3 The Brian Kendrick
Brian Kendrick may be the grizzled veteran in 205 Live these days, but during his first run in WWE, it was clear the company had plans for the agile high-flyer. While he made a name for himself both with and away from WWE, he really gained prominence alongside Paul London, where the duo captured the Tag-Team Championships on SmackDown.
When the team broke up, however, Kendrick was given a pretty big push and went on to take part in the "WWE Championship Scramble" where he actually won the title of interim champion before losing just a few minutes later.
2 Road Warrior Animal
Did you know The Road Warriors competed during the Ruthless Aggression Era? Well, they did. In fact, the team returned in 2003, just before Hawk's death.

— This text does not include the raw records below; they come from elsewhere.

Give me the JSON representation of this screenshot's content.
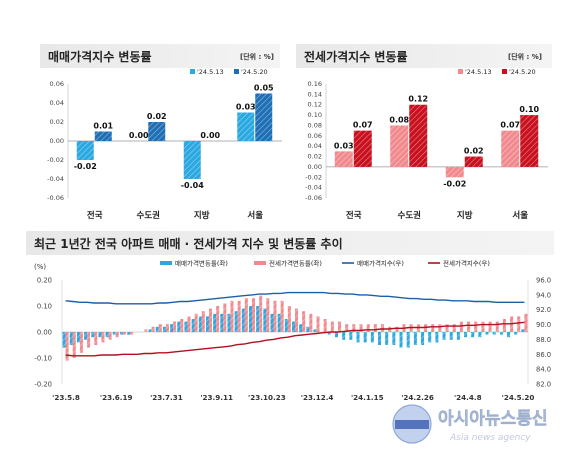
{
  "chart_data": [
    {
      "type": "bar",
      "title": "매매가격지수 변동률",
      "unit": "[단위 : %]",
      "categories": [
        "전국",
        "수도권",
        "지방",
        "서울"
      ],
      "series": [
        {
          "name": "'24.5.13",
          "values": [
            -0.02,
            0.0,
            -0.04,
            0.03
          ],
          "labels": [
            "-0.02",
            "0.00",
            "-0.04",
            "0.03"
          ],
          "color": "#2aa8e0"
        },
        {
          "name": "'24.5.20",
          "values": [
            0.01,
            0.02,
            0.0,
            0.05
          ],
          "labels": [
            "0.01",
            "0.02",
            "0.00",
            "0.05"
          ],
          "color": "#1f6fb5"
        }
      ],
      "ylim": [
        -0.06,
        0.06
      ],
      "yticks": [
        "0.06",
        "0.04",
        "0.02",
        "0.00",
        "-0.02",
        "-0.04",
        "-0.06"
      ],
      "legend": "top-right"
    },
    {
      "type": "bar",
      "title": "전세가격지수 변동률",
      "unit": "[단위 : %]",
      "categories": [
        "전국",
        "수도권",
        "지방",
        "서울"
      ],
      "series": [
        {
          "name": "'24.5.13",
          "values": [
            0.03,
            0.08,
            -0.02,
            0.07
          ],
          "labels": [
            "0.03",
            "0.08",
            "-0.02",
            "0.07"
          ],
          "color": "#f08a8e"
        },
        {
          "name": "'24.5.20",
          "values": [
            0.07,
            0.12,
            0.02,
            0.1
          ],
          "labels": [
            "0.07",
            "0.12",
            "0.02",
            "0.10"
          ],
          "color": "#c8101e"
        }
      ],
      "ylim": [
        -0.06,
        0.16
      ],
      "yticks": [
        "0.16",
        "0.14",
        "0.12",
        "0.10",
        "0.08",
        "0.06",
        "0.04",
        "0.02",
        "0.00",
        "-0.02",
        "-0.04",
        "-0.06"
      ],
      "legend": "top-right"
    },
    {
      "type": "bar+line",
      "title": "최근 1년간 전국 아파트 매매 · 전세가격 지수 및 변동률 추이",
      "left_unit": "(%)",
      "ylim_left": [
        -0.2,
        0.2
      ],
      "yticks_left": [
        "0.20",
        "0.10",
        "0.00",
        "-0.10",
        "-0.20"
      ],
      "ylim_right": [
        82.0,
        96.0
      ],
      "yticks_right": [
        "96.0",
        "94.0",
        "92.0",
        "90.0",
        "88.0",
        "86.0",
        "84.0",
        "82.0"
      ],
      "xtick_labels": [
        "'23.5.8",
        "'23.6.19",
        "'23.7.31",
        "'23.9.11",
        "'23.10.23",
        "'23.12.4",
        "'24.1.15",
        "'24.2.26",
        "'24.4.8",
        "'24.5.20"
      ],
      "legend": [
        "매매가격변동률(좌)",
        "전세가격변동률(좌)",
        "매매가격지수(우)",
        "전세가격지수(우)"
      ],
      "colors": {
        "sale_rate": "#2aa8e0",
        "jeonse_rate": "#f08a8e",
        "sale_index": "#1f5fa8",
        "jeonse_index": "#b01020"
      },
      "sale_rate": [
        -0.06,
        -0.05,
        -0.04,
        -0.03,
        -0.02,
        -0.02,
        -0.02,
        -0.01,
        -0.01,
        -0.01,
        0.0,
        0.0,
        0.01,
        0.02,
        0.02,
        0.03,
        0.04,
        0.04,
        0.05,
        0.06,
        0.06,
        0.07,
        0.07,
        0.07,
        0.08,
        0.09,
        0.1,
        0.1,
        0.09,
        0.07,
        0.07,
        0.05,
        0.04,
        0.03,
        0.02,
        0.01,
        0.0,
        -0.01,
        -0.02,
        -0.03,
        -0.03,
        -0.04,
        -0.04,
        -0.04,
        -0.05,
        -0.05,
        -0.05,
        -0.06,
        -0.06,
        -0.05,
        -0.05,
        -0.04,
        -0.04,
        -0.03,
        -0.03,
        -0.03,
        -0.02,
        -0.02,
        -0.02,
        -0.01,
        -0.01,
        -0.01,
        -0.02,
        -0.01,
        0.01
      ],
      "jeonse_rate": [
        -0.11,
        -0.1,
        -0.08,
        -0.06,
        -0.05,
        -0.04,
        -0.03,
        -0.02,
        -0.01,
        -0.01,
        0.0,
        0.01,
        0.02,
        0.03,
        0.03,
        0.04,
        0.05,
        0.06,
        0.07,
        0.08,
        0.09,
        0.1,
        0.11,
        0.12,
        0.12,
        0.13,
        0.13,
        0.14,
        0.13,
        0.12,
        0.12,
        0.1,
        0.09,
        0.08,
        0.07,
        0.06,
        0.05,
        0.04,
        0.04,
        0.03,
        0.03,
        0.03,
        0.03,
        0.03,
        0.03,
        0.02,
        0.02,
        0.03,
        0.03,
        0.03,
        0.03,
        0.03,
        0.03,
        0.03,
        0.03,
        0.04,
        0.04,
        0.04,
        0.04,
        0.04,
        0.04,
        0.05,
        0.06,
        0.06,
        0.07
      ],
      "sale_index": [
        93.2,
        93.1,
        93.0,
        93.0,
        92.9,
        92.9,
        92.9,
        92.8,
        92.8,
        92.8,
        92.8,
        92.8,
        92.8,
        92.9,
        92.9,
        93.0,
        93.1,
        93.1,
        93.2,
        93.3,
        93.4,
        93.5,
        93.6,
        93.7,
        93.8,
        93.9,
        94.0,
        94.1,
        94.1,
        94.2,
        94.2,
        94.3,
        94.3,
        94.3,
        94.3,
        94.3,
        94.3,
        94.2,
        94.2,
        94.1,
        94.1,
        94.0,
        94.0,
        93.9,
        93.8,
        93.8,
        93.7,
        93.6,
        93.5,
        93.5,
        93.4,
        93.4,
        93.3,
        93.3,
        93.2,
        93.2,
        93.2,
        93.1,
        93.1,
        93.1,
        93.0,
        93.0,
        93.0,
        93.0,
        93.0
      ],
      "jeonse_index": [
        85.9,
        85.8,
        85.8,
        85.8,
        85.8,
        85.9,
        85.9,
        85.9,
        86.0,
        86.0,
        86.0,
        86.1,
        86.1,
        86.2,
        86.2,
        86.3,
        86.4,
        86.5,
        86.6,
        86.7,
        86.8,
        86.9,
        87.0,
        87.1,
        87.3,
        87.4,
        87.6,
        87.7,
        87.9,
        88.0,
        88.2,
        88.3,
        88.5,
        88.6,
        88.7,
        88.8,
        88.9,
        89.0,
        89.0,
        89.1,
        89.2,
        89.2,
        89.3,
        89.3,
        89.4,
        89.4,
        89.5,
        89.5,
        89.6,
        89.6,
        89.6,
        89.7,
        89.7,
        89.8,
        89.8,
        89.8,
        89.9,
        89.9,
        90.0,
        90.0,
        90.0,
        90.1,
        90.1,
        90.2,
        90.3
      ]
    }
  ],
  "watermark": {
    "korean": "아시아뉴스통신",
    "english": "Asia news agency",
    "seal_text": "아시아뉴스통신"
  }
}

Animal returned years later, and he recruited the man who probably assaulted Michael Cole in a bathroom — Heidenrich. The pair went on to win the Tag Team titles on SmackDown. The team eventually broke up, with Animal dropping the facepaint and shoulder pads. He ended up competing under the moniker "The Road Warrior", before being released by WWE months later.
1 Zach Gowen
Zach Gowen gained immense popularity in WWE as a one-legged wrestler with no fear. He debuted on an episode of SmackDown, saving Hulk Hogan (as Mr. America) from a beatdown at the hands of Roddy Piper and Sean O'Haire and the rest was history from there.
From there on out, he was featured prominently throughout 2003 and 2004 where he was seen alongside names like Stephanie McMahon, Kurt Angle, and even Big Show. His crowning achievement was beating Brock Lesnar, which lead to an entertaining, yet one-sided feud.